New But Not Improved: On Panel Rehearing, 11th Circuit Issues Revised FDCPA Decision in Hunstein v. Preferred Collection and Management Services
On defendant’s petition for rehearing in Hunstein v. Preferred Collection and Management Services, Inc., a panel of the 11th Circuit recently issued a new, but not improved, decision involving the Fair Debt Collection Practices Act (FDCPA).1 The Hunstein II decision continues to warrant attention for debt-collection businesses that outsource customer-related tasks to vendors.
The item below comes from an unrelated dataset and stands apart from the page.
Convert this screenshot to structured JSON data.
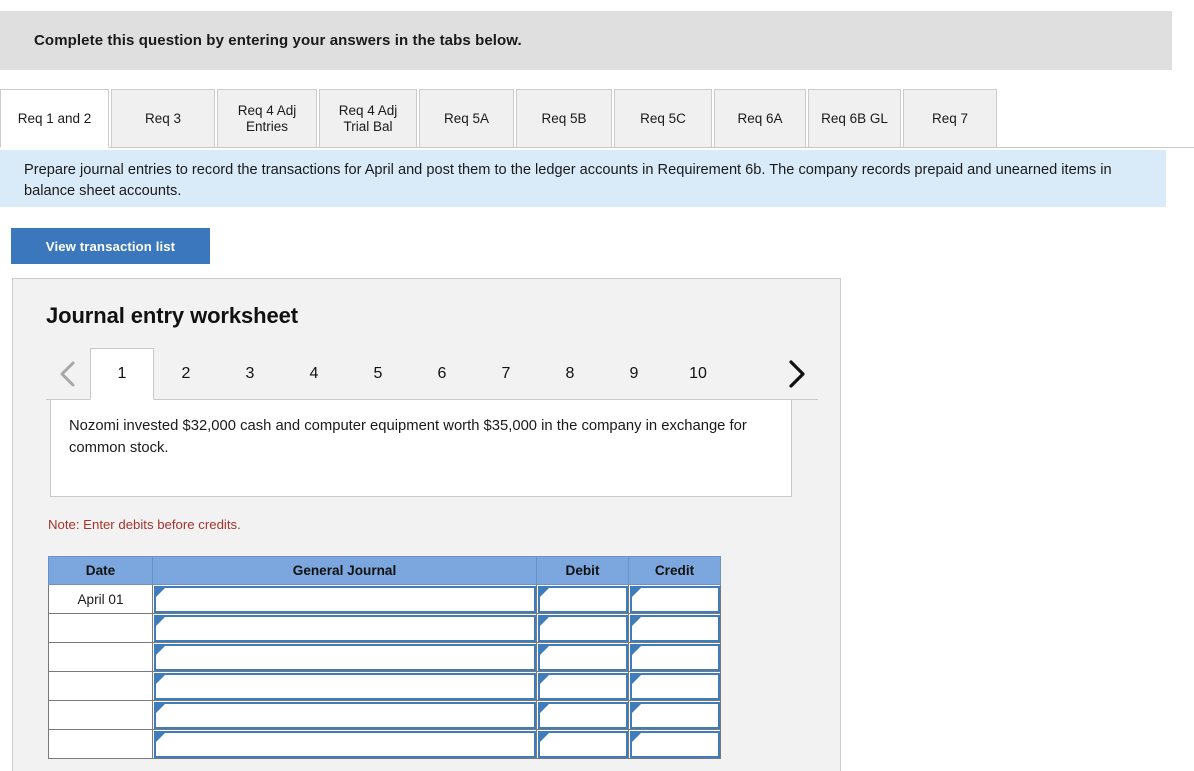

In its April 2021 decision, the 11th Circuit panel ruled that a collector’s transmittal of a customer’s debt-related data to a third-party letter preparation vendor without authorization stated a claim under the FDCPA, 15 U.S.C. § 1692c(b).2 In its superseding decision, the 11th Circuit panel examined the impact of the Supreme Court’s holding in TransUnion LLC v. Ramirez.3 Ramirez addressed the basis for establishing Article III standing under a federal statutory cause of action.4 In Hunstein II, the panel ruled––by a 2-to-1 vote––that the plaintiff had pleaded a concrete injury-in-fact sufficient to satisfy Article III.5 According to the court, while he could not show standing through a “tangible harm” or a “risk of real harm,” the plaintiff did establish standing through an “intangible injury resulting from a statutory violation.”6 The court reasoned, relying on Ramirez, that (1) § 1692c(b) bears a close relationship to the “common-law tort of public disclosure of private facts” that courts have long recognized as sufficient to state a claim, and (2) “Congress’s judgment indicates that violations of § 1692c(b) constitute a concrete injury.”7 The 11th Circuit then reiterated its prior ruling, with no material changes, that plaintiff had adequately stated an FDCPA claim. In particular, the court ruled that the plaintiff’s assertion that the defendant had transmitted his medical information to a third-party vendor described a communication “in connection with the collection of any debt” within the meaning of § 1692c(b).8
One of the panel members, the Hon. Gerald Tjoflat, issued a sharp dissent. Judge Tjoflat’s dissent highlighted three points.9 First, he reasoned that the plaintiff could not establish a claim for the “tort of public disclosure of private facts” because, as pleaded, the defendant had not made a “public” disclosure of the plaintiff’s information in communicating with its vendor who prepared the defendant’s correspondence for mailing.10 Second, Judge Tjoflat emphasized that Congress’ intent with the FDCPA was to stop abusive debt collection practices and not all debt collection.11 Based on the statutory scheme of the FDCPA, Congress envisioned a role for intermediaries, like mail vendors, in the debt collection process.12 Third, Judge Tjoflat concluded that the plaintiff had failed to establish standing to support his claim because he did not allege any additional harm beyond the statutory violation in his complaint.13Judge Tjoflat’s dissent may assist the defendant in petitioning the court for rehearing en banc and in petitioning the Supreme Court for a writ of certiorari. In the meantime, debt-collection businesses may want to examine Hunstein II carefully to understand the potential impact of the decision on their operations.